I think the video above explains the concepts the best. Courtesy to the Microsoft Blog that made the video and explained the paper’s concepts clearly:
ZeRO (Zero Redundancy Optimization) is composed of 3 different types of optimizations:
Pos - Optimizer State Partitioning: Optimizer states are sharded by the number of GPUs (N). This means that each data parallel process needs to store and update 1/N of the total optimizer states. At the end of each training step, an all-gather is done across data parallel processes.
Pg - Gradient Partitioning: Gradients are sharded by the number of GPUs (N).
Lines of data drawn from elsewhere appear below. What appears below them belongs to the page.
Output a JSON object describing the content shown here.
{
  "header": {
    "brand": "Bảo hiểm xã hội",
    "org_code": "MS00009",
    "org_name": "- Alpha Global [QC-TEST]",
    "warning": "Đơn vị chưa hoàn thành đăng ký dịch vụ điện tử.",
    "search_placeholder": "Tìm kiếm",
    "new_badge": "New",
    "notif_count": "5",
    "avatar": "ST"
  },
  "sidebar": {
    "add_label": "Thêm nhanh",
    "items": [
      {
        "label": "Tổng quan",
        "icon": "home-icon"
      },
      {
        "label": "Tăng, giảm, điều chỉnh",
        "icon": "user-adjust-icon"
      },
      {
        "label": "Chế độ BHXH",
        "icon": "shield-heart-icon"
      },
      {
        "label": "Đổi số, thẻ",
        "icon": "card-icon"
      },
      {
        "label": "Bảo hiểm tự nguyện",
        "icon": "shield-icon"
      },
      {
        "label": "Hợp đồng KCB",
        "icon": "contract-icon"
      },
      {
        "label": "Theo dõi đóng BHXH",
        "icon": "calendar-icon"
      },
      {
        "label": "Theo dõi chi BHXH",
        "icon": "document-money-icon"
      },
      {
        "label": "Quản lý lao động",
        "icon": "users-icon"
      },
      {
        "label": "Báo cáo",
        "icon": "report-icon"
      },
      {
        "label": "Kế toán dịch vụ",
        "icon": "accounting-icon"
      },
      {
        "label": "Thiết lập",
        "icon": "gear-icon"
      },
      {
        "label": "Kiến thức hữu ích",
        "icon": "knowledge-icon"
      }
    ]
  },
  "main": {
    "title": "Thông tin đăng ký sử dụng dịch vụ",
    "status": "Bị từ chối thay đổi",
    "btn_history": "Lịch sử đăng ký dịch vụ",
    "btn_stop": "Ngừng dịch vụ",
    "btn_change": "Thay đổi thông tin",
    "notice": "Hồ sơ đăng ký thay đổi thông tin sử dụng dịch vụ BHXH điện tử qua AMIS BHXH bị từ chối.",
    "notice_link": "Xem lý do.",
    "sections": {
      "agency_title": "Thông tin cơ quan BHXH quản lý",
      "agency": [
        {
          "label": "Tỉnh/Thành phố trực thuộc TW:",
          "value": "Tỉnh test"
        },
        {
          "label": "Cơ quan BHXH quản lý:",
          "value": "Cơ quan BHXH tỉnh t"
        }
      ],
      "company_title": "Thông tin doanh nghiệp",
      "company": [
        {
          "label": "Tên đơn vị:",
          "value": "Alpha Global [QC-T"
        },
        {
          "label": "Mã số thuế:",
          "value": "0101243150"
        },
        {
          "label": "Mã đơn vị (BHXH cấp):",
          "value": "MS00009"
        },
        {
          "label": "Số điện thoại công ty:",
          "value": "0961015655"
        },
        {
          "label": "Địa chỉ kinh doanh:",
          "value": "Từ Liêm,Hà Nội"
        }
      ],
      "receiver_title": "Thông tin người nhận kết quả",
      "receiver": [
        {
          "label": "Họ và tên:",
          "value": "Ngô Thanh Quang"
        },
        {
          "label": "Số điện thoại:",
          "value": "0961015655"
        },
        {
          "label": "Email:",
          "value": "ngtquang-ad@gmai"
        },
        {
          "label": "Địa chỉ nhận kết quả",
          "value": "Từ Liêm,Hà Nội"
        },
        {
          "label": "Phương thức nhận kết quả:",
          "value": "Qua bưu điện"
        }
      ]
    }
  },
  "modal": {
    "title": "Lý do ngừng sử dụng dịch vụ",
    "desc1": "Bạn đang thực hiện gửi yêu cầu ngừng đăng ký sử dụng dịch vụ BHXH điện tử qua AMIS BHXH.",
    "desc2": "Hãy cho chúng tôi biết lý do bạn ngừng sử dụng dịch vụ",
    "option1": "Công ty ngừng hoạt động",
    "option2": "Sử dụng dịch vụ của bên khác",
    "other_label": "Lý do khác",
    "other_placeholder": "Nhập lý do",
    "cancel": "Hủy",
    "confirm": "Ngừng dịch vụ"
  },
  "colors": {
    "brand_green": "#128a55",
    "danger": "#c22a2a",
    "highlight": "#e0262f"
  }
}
Because each GPU only needs to process gradients they are responsible for and scatter them to other processes (reduce-scatter).
Pp - Parameter State Partitioning: When the parameters outside of its partition are required for forward and backward propagation, they are received from the appropriate data parallel process through broadcast. The paper claims that this results in 50% more communication than the baseline.
During forward pass, data parallel process responsible for a specific partition must broadcast the weights to all the data parallel processes. Once the pass is done, the parameters are discarded (because these are updated the next pass anyways). The total communication is therefore: $(\Psi \times N_d)/N_d$ , because it spreads the all-gather across the entire forward propagation. This is done one more time for the backward pass. “The total communication volume is therefore the sum of the communication volumes incurred by these all-gathers in addition to the communication volume incurred by the reducescatter of the gradients.” This gives a total communication volume of 3 $\Psi$.
ZeRO-R (for residual states) also has more communication overhead than the baseline model using MP. However, the increase is said to be only a tenth of the baseline:
Note that the message size is denoted as message_size = batch_size * sequence_length * hidden_size
Assuming we are using activation checkpointing, we would need two ALL-REDUCE in the forward pass, two ALL-REDUCE for the backward pass, and two ALL-REDUCE for activation checkpointing. Because the volume of a ALL-REDUCE is 2 * message size, we can say that the total volume is 12 message size.
However, for ZeRO-R, an additional ALL-GATHER is required before the forward recomputation of the back-propagation on each activation checkpoint. The paper states that “we checkpoint the input activation for each transformer block, requiring one all-gather per transformer block. The communication overhead Pa is therefore seq length ∗ hidden dim, since the communication volume of an all-gather is message size.”